The school was founded in 1585 by Edwin Sandys (1519-1588), one of many founded in the sixteenth century to fill the gap left in the educational system by the dissolution of the monasteries and the closure of cathedral schools under King Henry VIII (1491-1547). It was rebuilt in 1675 from funds donated by ex-pupil Daniel Rawlinson, a London vintner who kept the Mitre on Fenchurch Street.
The Rev William Taylor was headmaster of the school from 1781 (11) until 1786 (16) when he died at the age of 32. He was an important formative influence on the adolescent William, encouraging him not only to read, but also to write poetry. One of William's earliest poems was written to celebrate the bicentenary of the school.
And has the Sun his flaming chariot driven
Two hundred times around the ring of heaven,
Since Science first, with all her sacred train,
Beneath yon roof began her heavenly reign?
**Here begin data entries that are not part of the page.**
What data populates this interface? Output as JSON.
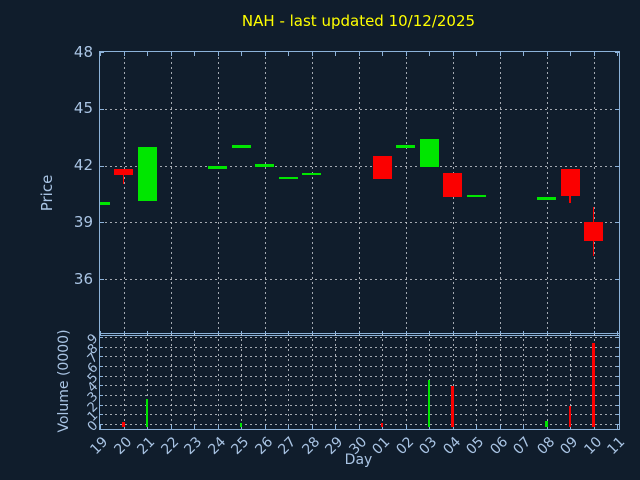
{
  "window": {
    "background": "#101d2c"
  },
  "title": {
    "text": "NAH - last updated 10/12/2025",
    "color": "#ffff00"
  },
  "colors": {
    "up": "#00e600",
    "down": "#fb0000",
    "spine": "#8cb2d9",
    "grid": "#c9cdd3",
    "tick_label": "#a9c4e4",
    "title": "#ffff00",
    "background": "#101d2c"
  },
  "chart_data": {
    "type": "candlestick+volume",
    "title": "NAH - last updated 10/12/2025",
    "xlabel": "Day",
    "price_ylabel": "Price",
    "volume_ylabel": "Volume (0000)",
    "price_ylim": [
      33.15,
      48
    ],
    "price_yticks": [
      48,
      45,
      42,
      39,
      36
    ],
    "volume_ylim": [
      -0.3,
      9.3
    ],
    "volume_yticks": [
      0,
      1,
      2,
      3,
      4,
      5,
      6,
      7,
      8,
      9
    ],
    "grid": "dashed, price panel: horizontal at yticks + vertical every other day; volume panel: every day + every integer",
    "days": [
      "19",
      "20",
      "21",
      "22",
      "23",
      "24",
      "25",
      "26",
      "27",
      "28",
      "29",
      "30",
      "01",
      "02",
      "03",
      "04",
      "05",
      "06",
      "07",
      "08",
      "09",
      "10",
      "11"
    ],
    "candles": [
      {
        "day": "19",
        "open": 40.0,
        "high": 40.0,
        "low": 40.0,
        "close": 40.0,
        "direction": "up"
      },
      {
        "day": "20",
        "open": 41.8,
        "high": 41.8,
        "low": 41.0,
        "close": 41.5,
        "direction": "down"
      },
      {
        "day": "21",
        "open": 40.1,
        "high": 43.0,
        "low": 40.1,
        "close": 43.0,
        "direction": "up"
      },
      {
        "day": "24",
        "open": 41.9,
        "high": 41.9,
        "low": 41.9,
        "close": 41.9,
        "direction": "up"
      },
      {
        "day": "25",
        "open": 43.0,
        "high": 43.0,
        "low": 43.0,
        "close": 43.0,
        "direction": "up"
      },
      {
        "day": "26",
        "open": 42.0,
        "high": 42.0,
        "low": 42.0,
        "close": 42.0,
        "direction": "up"
      },
      {
        "day": "27",
        "open": 41.35,
        "high": 41.35,
        "low": 41.35,
        "close": 41.35,
        "direction": "up"
      },
      {
        "day": "28",
        "open": 41.55,
        "high": 41.55,
        "low": 41.55,
        "close": 41.55,
        "direction": "up"
      },
      {
        "day": "01",
        "open": 42.5,
        "high": 42.5,
        "low": 41.3,
        "close": 41.3,
        "direction": "down"
      },
      {
        "day": "02",
        "open": 43.0,
        "high": 43.0,
        "low": 43.0,
        "close": 43.0,
        "direction": "up"
      },
      {
        "day": "03",
        "open": 41.9,
        "high": 43.4,
        "low": 41.9,
        "close": 43.4,
        "direction": "up"
      },
      {
        "day": "04",
        "open": 41.6,
        "high": 41.6,
        "low": 40.35,
        "close": 40.35,
        "direction": "down"
      },
      {
        "day": "05",
        "open": 40.4,
        "high": 40.4,
        "low": 40.4,
        "close": 40.4,
        "direction": "up"
      },
      {
        "day": "08",
        "open": 40.25,
        "high": 40.25,
        "low": 40.25,
        "close": 40.25,
        "direction": "up"
      },
      {
        "day": "09",
        "open": 41.8,
        "high": 41.8,
        "low": 40.0,
        "close": 40.4,
        "direction": "down"
      },
      {
        "day": "10",
        "open": 39.0,
        "high": 39.8,
        "low": 37.2,
        "close": 38.0,
        "direction": "down"
      }
    ],
    "volumes": [
      {
        "day": "20",
        "value": 0.25,
        "direction": "down"
      },
      {
        "day": "21",
        "value": 2.6,
        "direction": "up"
      },
      {
        "day": "25",
        "value": 0.15,
        "direction": "up"
      },
      {
        "day": "01",
        "value": 0.15,
        "direction": "down"
      },
      {
        "day": "03",
        "value": 4.6,
        "direction": "up"
      },
      {
        "day": "04",
        "value": 3.9,
        "direction": "down"
      },
      {
        "day": "08",
        "value": 0.3,
        "direction": "up"
      },
      {
        "day": "09",
        "value": 1.9,
        "direction": "down"
      },
      {
        "day": "10",
        "value": 8.4,
        "direction": "down"
      }
    ]
  }
}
While thus I mused, methought, before mine eyes,
The Power of EDUCATION seemed to rise;
Not she whose rigid precepts trained the boy
Dead to the sense of every finer joy;
Nor that vile wretch who bade the tender age
Spurn Reason's law and humour Passion's rage;
But she who trains the generous British youth
In the bright paths of fair majestic Truth:
Emerging slow from Academus' grove
In heavenly majesty she seemed to move....
Wordworth's three brothers also attended the school. Richard became a lawyer, John a sea captain for the East India Company, and Christopher Master of Trinity College, Cambridge.